Marcelo Gomes, MD: Yes - you would have to be evaluated both by one of our orthopedic surgeons and one of our vascular medicine specialists. We would evaluate the indications for the procedure, what type of procedure that would be best for you and we would work together to agree on a treatment plan that would minimize your risk of blood clots while not increasing the risk of bleeding excessively.

mickeyJ: I was on Pradaxa post DVT and then had a PE. Obviously the drug did not work for me. Does that mean other meds like this will not work? My doc put me on Coumadin - is that the only option?

Marcelo Gomes, MD: It depends on what was the cause of the PE. The new blood thinners (not Coumadin) may not be as effective for blood clots related to malignant diseases or chronic inflammatory or autoimmune diseases. Without knowing what the cause of your PE was I cannot really say whether Coumadin is the only option. But, when we are in doubt about whether new blood thinners may or may not be effective, Coumadin has been a proven blood thinner treatment in many of these clinical situations for decades.

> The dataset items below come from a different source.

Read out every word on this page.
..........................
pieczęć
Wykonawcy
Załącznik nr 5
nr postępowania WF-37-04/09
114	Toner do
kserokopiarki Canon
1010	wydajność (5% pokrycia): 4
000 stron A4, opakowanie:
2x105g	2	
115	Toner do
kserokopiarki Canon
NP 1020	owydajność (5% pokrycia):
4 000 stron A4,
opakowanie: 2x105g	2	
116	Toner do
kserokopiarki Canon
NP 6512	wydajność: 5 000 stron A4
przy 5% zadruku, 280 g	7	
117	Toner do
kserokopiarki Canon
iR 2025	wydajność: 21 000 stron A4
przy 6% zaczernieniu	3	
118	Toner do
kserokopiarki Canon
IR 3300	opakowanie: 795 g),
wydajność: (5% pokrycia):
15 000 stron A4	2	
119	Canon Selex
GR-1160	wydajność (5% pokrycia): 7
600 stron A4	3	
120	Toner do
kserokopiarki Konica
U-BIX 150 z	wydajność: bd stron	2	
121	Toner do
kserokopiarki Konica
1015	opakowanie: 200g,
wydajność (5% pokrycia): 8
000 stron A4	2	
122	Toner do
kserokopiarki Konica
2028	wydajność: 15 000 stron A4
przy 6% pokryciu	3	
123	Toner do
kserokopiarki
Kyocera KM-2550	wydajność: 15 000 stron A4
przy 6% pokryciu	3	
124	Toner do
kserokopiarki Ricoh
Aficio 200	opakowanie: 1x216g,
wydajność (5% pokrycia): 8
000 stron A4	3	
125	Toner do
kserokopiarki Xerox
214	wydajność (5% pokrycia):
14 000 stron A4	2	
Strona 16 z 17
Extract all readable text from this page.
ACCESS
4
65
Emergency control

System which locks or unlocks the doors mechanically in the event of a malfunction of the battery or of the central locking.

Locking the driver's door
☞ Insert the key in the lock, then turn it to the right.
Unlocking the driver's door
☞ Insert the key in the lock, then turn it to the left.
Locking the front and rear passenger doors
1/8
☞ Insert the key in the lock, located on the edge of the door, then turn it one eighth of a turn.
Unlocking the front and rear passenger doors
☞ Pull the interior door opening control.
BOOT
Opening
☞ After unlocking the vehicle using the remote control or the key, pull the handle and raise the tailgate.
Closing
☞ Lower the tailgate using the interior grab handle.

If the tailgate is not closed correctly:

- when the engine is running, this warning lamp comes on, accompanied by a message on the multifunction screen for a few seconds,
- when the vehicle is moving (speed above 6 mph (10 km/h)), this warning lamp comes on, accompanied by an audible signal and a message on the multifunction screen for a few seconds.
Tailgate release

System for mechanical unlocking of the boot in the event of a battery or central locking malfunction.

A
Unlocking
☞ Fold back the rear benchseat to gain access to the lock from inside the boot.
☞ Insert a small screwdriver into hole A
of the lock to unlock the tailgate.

V1668: I have a significant history of clotting related disorders. 1) Received AKT treatment from Apr. 2015 - Apr. 2016.  2) Left renal vein thrombosis + left nephrotomy in June 2016. To our surprise all thrombotic profile tests came out as negative. Took Warfarin therapy for six months until Dec. 2016. Repeated tests protein C, protein S and serum homocysteine in Jan. 2017, which were again negative. Hence stopped Warfarin therapy. 3) Deep vein thrombosis in left leg / left and right arm in Feb 2018. With the above history, now I am on Warfarin therapy for my entire lifetime. I was hoping you could answer my doubts on the long term effects of Warfarin therapy. Are these some side effects of long term consumption of Warfarin: a) Low / High blood pressure b) Changes in quantity of vitamins other than ‘K’ in blood, due to which supplements may be needed? c) Back ache and feeling tired  d) Any possibility of inducing fatal blood disorders like Leukemia or similar e) Any blood gene mutations, which may be passed on to the future generations. Would really appreciate it if you could answer my queries.

Marcelo Gomes, MD: Other than the risk of bleeding, the only proven long term or potential side effect related to Coumadin is hair loss. Most of my patients who are on Coumadin for many years and had hair loss - the symptom was not due to Coumadin after they were seen by a dermatologist. Coumadin does not seem to cause increase in the risk of bone loss, or cancers after long term use. The risk of bleeding is minimized by good monitoring and frequent blood tests. The vitamin K contents in your diet should be kept as consistent as possible. Your primary care doctor or nutritionist could review what you the types of foods that have more vitamin K.


Abhipillai1683: Am suffering from stroke past eight months.

Marcelo Gomes, MD: Usually a stroke is an acute event and if symptoms continue to linger on for many months, it is because of sequelae or scarring in the brain, caused by the stroke. A neurologist should be able to determine if you are having recurrent strokes or suffering from the chronic consequences from a previous stroke.